Compare leaders on the best AI for reasoning, best AI for search and best AI for general leaderboards.

Current leaders

Granite 3.3 8B Base from IBM currently leads the NQ leaderboard with a score of 0.365 across 1 evaluated AI models.

FAQ

Common questions about the NQ benchmark and leaderboard.

What is the NQ benchmark?

Natural Questions (NQ) benchmark containing real user questions issued to Google search with answers found from Wikipedia, designed for training and evaluation of automatic question answering systems

What is the NQ leaderboard?

The NQ leaderboard ranks 1 AI models based on their performance on this benchmark. Currently, Granite 3.3 8B Base by IBM leads with a score of 0.365. The average score across all models is 0.365.

What is the highest NQ score?

The highest NQ score is 0.365, achieved by Granite 3.3 8B Base from IBM.

How many models are evaluated on NQ?

1 models have been evaluated on the NQ benchmark, with 0 verified results and 1 self-reported results.
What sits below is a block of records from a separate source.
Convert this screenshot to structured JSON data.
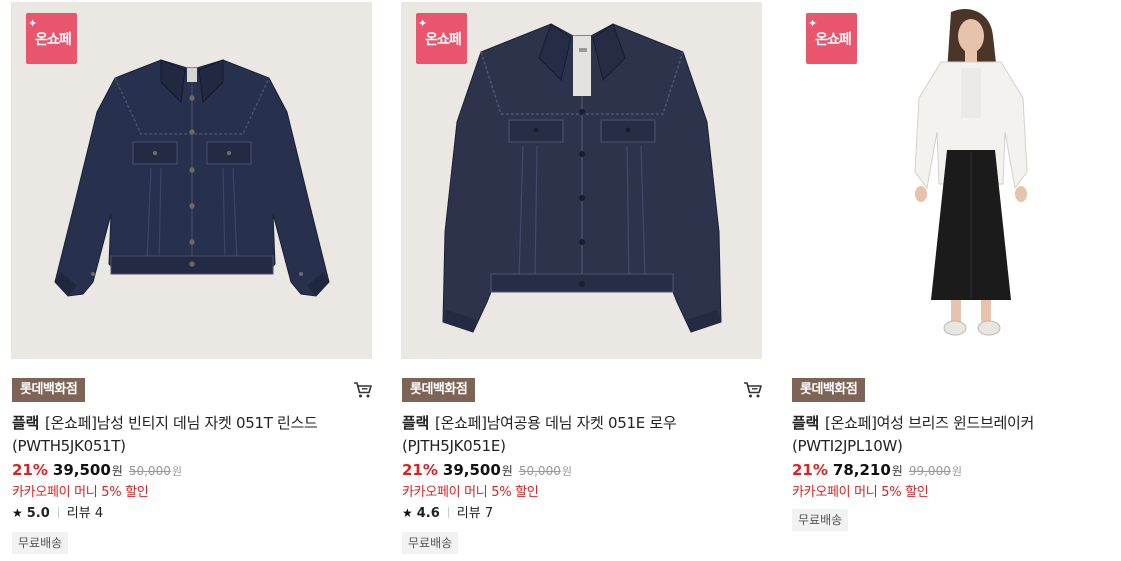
{
  "products": [
    {
      "badge": "온쇼페",
      "store": "롯데백화점",
      "brand": "플랙",
      "name": "[온쇼페]남성 빈티지 데님 자켓 051T 린스드 (PWTH5JK051T)",
      "discount": "21%",
      "price": "39,500",
      "currency": "원",
      "original_price": "50,000",
      "original_currency": "원",
      "promo": "카카오페이 머니 5% 할인",
      "rating": "5.0",
      "reviews": "리뷰 4",
      "shipping": "무료배송"
    },
    {
      "badge": "온쇼페",
      "store": "롯데백화점",
      "brand": "플랙",
      "name": "[온쇼페]남여공용 데님 자켓 051E 로우 (PJTH5JK051E)",
      "discount": "21%",
      "price": "39,500",
      "currency": "원",
      "original_price": "50,000",
      "original_currency": "원",
      "promo": "카카오페이 머니 5% 할인",
      "rating": "4.6",
      "reviews": "리뷰 7",
      "shipping": "무료배송"
    },
    {
      "badge": "온쇼페",
      "store": "롯데백화점",
      "brand": "플랙",
      "name": "[온쇼페]여성 브리즈 윈드브레이커 (PWTI2JPL10W)",
      "discount": "21%",
      "price": "78,210",
      "currency": "원",
      "original_price": "99,000",
      "original_currency": "원",
      "promo": "카카오페이 머니 5% 할인",
      "shipping": "무료배송"
    }
  ],
  "icons": {
    "badge_sparkle": "sparkle-icon",
    "cart": "cart-icon",
    "rating": "star-icon"
  },
  "colors": {
    "badge": "#e8556c",
    "store_tag": "#7d6457",
    "discount": "#e02020",
    "image_bg": "#ebe7e3",
    "shipping_tag": "#f2f2f2"
  }
}
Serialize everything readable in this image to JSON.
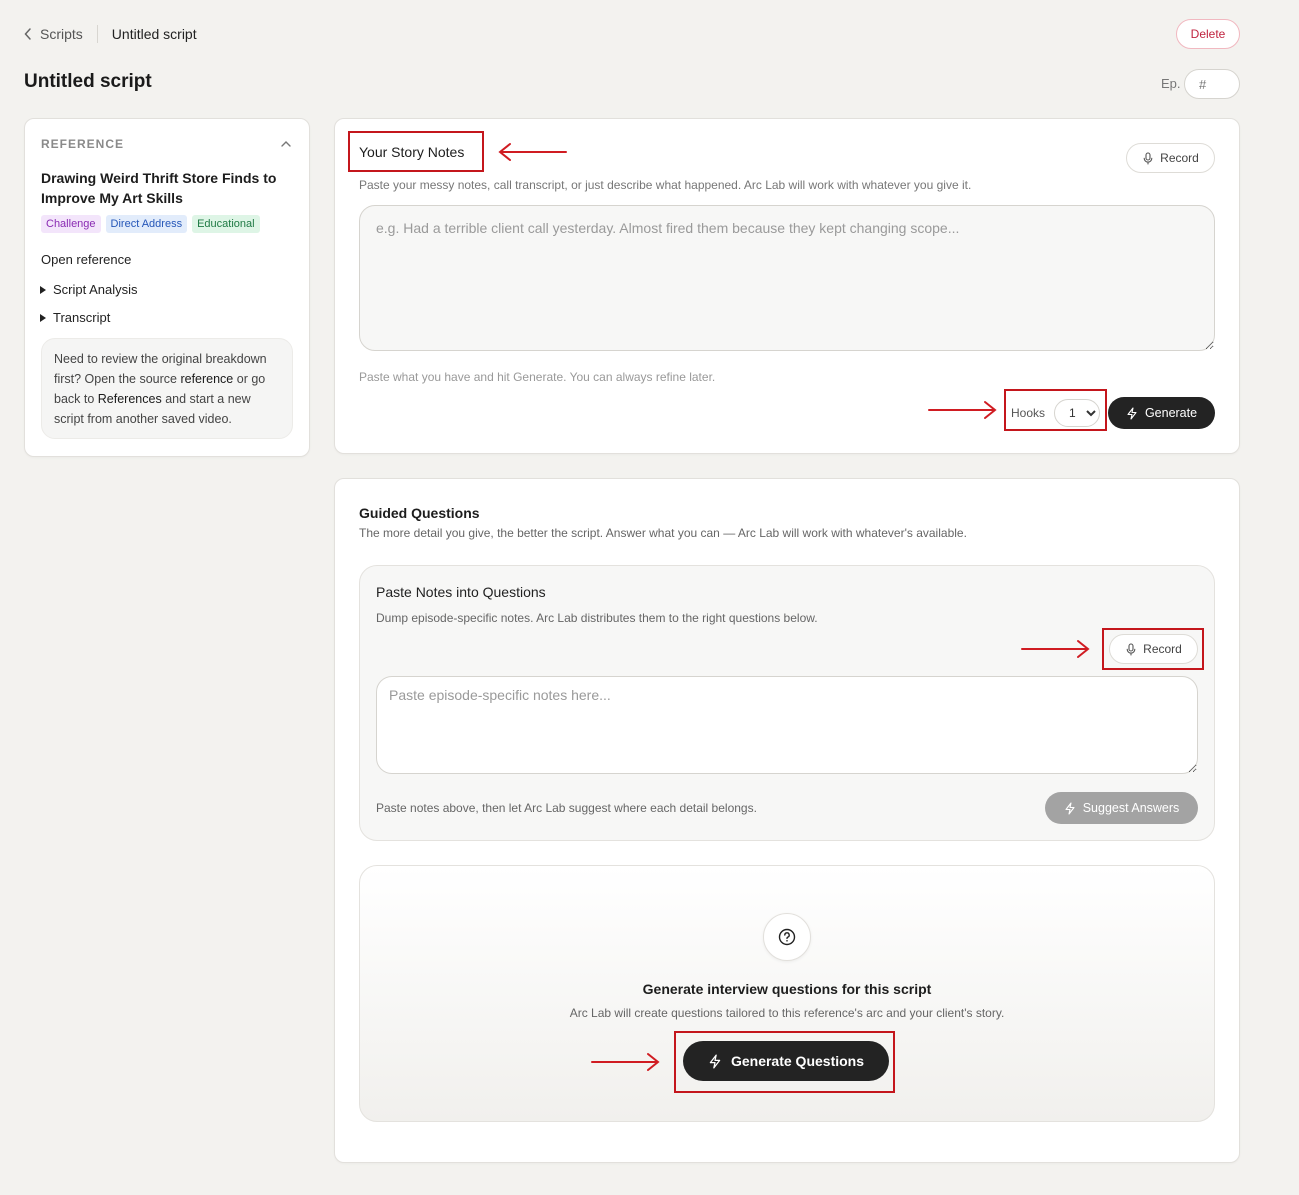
{
  "breadcrumb": {
    "back_label": "Scripts",
    "current": "Untitled script"
  },
  "header": {
    "title": "Untitled script",
    "delete_label": "Delete",
    "episode_label": "Ep.",
    "episode_placeholder": "#"
  },
  "reference": {
    "heading": "REFERENCE",
    "title": "Drawing Weird Thrift Store Finds to Improve My Art Skills",
    "tags": [
      "Challenge",
      "Direct Address",
      "Educational"
    ],
    "open_link": "Open reference",
    "sections": [
      "Script Analysis",
      "Transcript"
    ],
    "help": {
      "part1": "Need to review the original breakdown first? Open the source ",
      "link1": "reference",
      "part2": " or go back to ",
      "link2": "References",
      "part3": " and start a new script from another saved video."
    }
  },
  "story_notes": {
    "title": "Your Story Notes",
    "description": "Paste your messy notes, call transcript, or just describe what happened. Arc Lab will work with whatever you give it.",
    "record_label": "Record",
    "placeholder": "e.g. Had a terrible client call yesterday. Almost fired them because they kept changing scope...",
    "hint": "Paste what you have and hit Generate. You can always refine later.",
    "hooks_label": "Hooks",
    "hooks_value": "1",
    "generate_label": "Generate"
  },
  "guided": {
    "title": "Guided Questions",
    "description": "The more detail you give, the better the script. Answer what you can — Arc Lab will work with whatever's available.",
    "paste": {
      "title": "Paste Notes into Questions",
      "description": "Dump episode-specific notes. Arc Lab distributes them to the right questions below.",
      "record_label": "Record",
      "placeholder": "Paste episode-specific notes here...",
      "hint": "Paste notes above, then let Arc Lab suggest where each detail belongs.",
      "suggest_label": "Suggest Answers"
    },
    "generate": {
      "title": "Generate interview questions for this script",
      "description": "Arc Lab will create questions tailored to this reference's arc and your client's story.",
      "button_label": "Generate Questions"
    }
  },
  "colors": {
    "annotation": "#c4161c",
    "primary_button": "#232323",
    "delete": "#c0233f"
  }
}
Where can I find the NQ paper?

The NQ paper is available at https://aclanthology.org/Q19-1026/. The paper details the methodology, dataset construction, and evaluation criteria.

What categories does NQ cover?

NQ is categorized under reasoning, search, and general. The benchmark evaluates text models.

What is the best open-source model on NQ?

Granite 3.3 8B Base by IBM is the top-ranked open-source model on NQ, with a score of 0.365 (rank #1).

How recent are the NQ leaderboard results?

The NQ leaderboard was last updated in July 2026 and currently includes 1 evaluated models.